At the crowd’s edge was a bubble of space, and within it, a wheelchair. By a trick of the light, Kit was split momentarily in two: at once a buoyant figure sitting in his chair, laughing until the tears streaked his face; and a darker shape, standing, holding a weight of anger that could crush them both. The grim destruction that had hung around him in the doorway to Davy Law’s lab clung there still.
She blinked and it was gone. She might have set it aside, but that Meredith Lawrence said, softly, ‘A young man at war with himself.’
‘He’s lost his inner balance.’ The day had fallen cold. Because it seemed to matter, Stella said, ‘I’m an astronomer, I don’t believe in astrology, but Kit’s a Libran and he needs balance more than he needs air and water. If he goes on as he is, it’ll kill him.’
‘Or you?’
‘Or me.’ She looked away. ‘I don’t know how to bring him back to himself.’
‘Nobody can do that, except him.’ Meredith folded the image of the dragon and set it aside. ‘Although you can perhaps do something for yourself? It seems to me, as an objective observer, that there is a matching imbalance within you that may need to be addressed before your Libran friend can find his own equilibrium.’

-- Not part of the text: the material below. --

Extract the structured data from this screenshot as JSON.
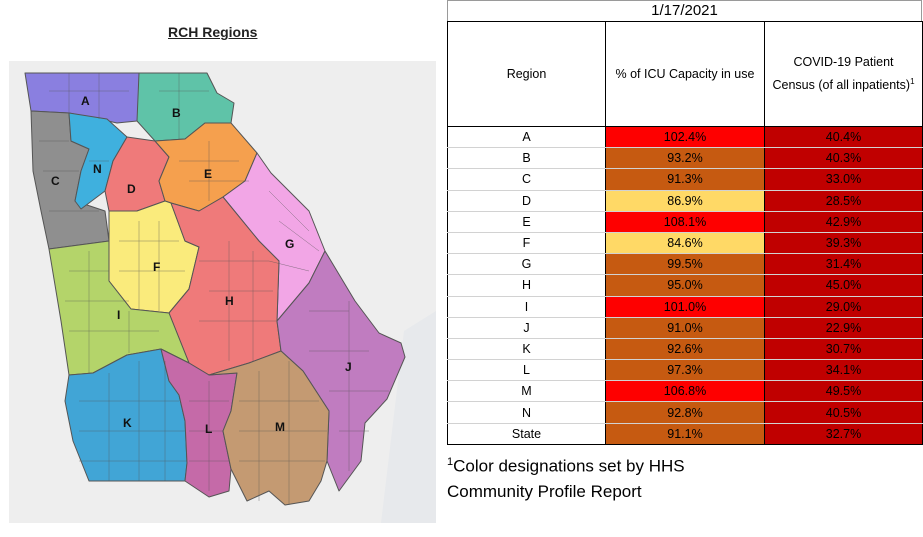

She remembered Kit’s voice, dry and careful. If I come with you, it doesn’t mean I’m jealous of a stone. And earlier, You’re in more danger. You’re in love with it. She looked over to him now. In the midst of the clowning, he had fallen fast asleep. ‘Maybe.’
Somewhere in the distance, church bells chimed the hour. The sound filtered through the hubbub of the festival. Stella pushed herself to her feet. ‘I should go and rescue Kit before they turn him into a prop for the pantomime. Thank you for that. It’s been … interesting.’
Meredith stood up with her and held out his hand in a formal goodbye. His tone was lightly mocking, although of himself more than her. ‘Think of it as a learning curve; it’ll make the next few days easier. There is always hope in our endeavours; belief and hope together can move mountains, or at least shift the occasional molehill. Don’t forget that. You can both live through this, I’m sure of it.’
19
The Walker Institute, Lower Hayworth Farmhouse
, Oxfordshire, June 2007
‘THIS IS THE place where Cedric Owen’s ledgers were found. One of my ancestors discovered them a century after Owen’s death bricked up in the bread oven to the right of the fireplace, together with the diamonds that made Bede’s wealthy. Her son wrote the first thesis on their contents in 1698. The obsession has run in the family ever since. Take a seat. I’ll get us something to drink and we can forget the chaos outside ever existed.’
Ursula Walker’s kitchen was a haven of cool peace; a big, high-ceilinged place of flagged stone floors and once-white ceramic sink and stone walls four feet thick that kept out the heat of the day.
Stella sat at the vast oak table, big enough to seat twelve with space to spare. Kit slept opposite her in his wheelchair. The kitchen windows were open, against the heat. Outside, the quality of the noise was changing as seven hundred men, women and children packed their stalls ready to leave.
Inside, Ursula made a leisurely circuit of the room, bringing together a tray of homemade elderflower lemonade and scones. She scooped clusters of ice cubes into three glasses, poured the lemonade, slid the squat tumblers across the wide oak table and came to sit at the short end, between Stella and the sleeping Kit.
Somewhere in the past five minutes, she had shed her cream linen jacket, and with it the formality of the woman who had run the festival. A streak of light crossed her face, smoothing ten years off her age. She raised her glass. ‘I don’t think a festival like this was necessarily the best way to meet. Shall we start again as if it didn’t happen?’
‘Or you could explain why it was here?’ Stella said. ‘You don’t seem the type.’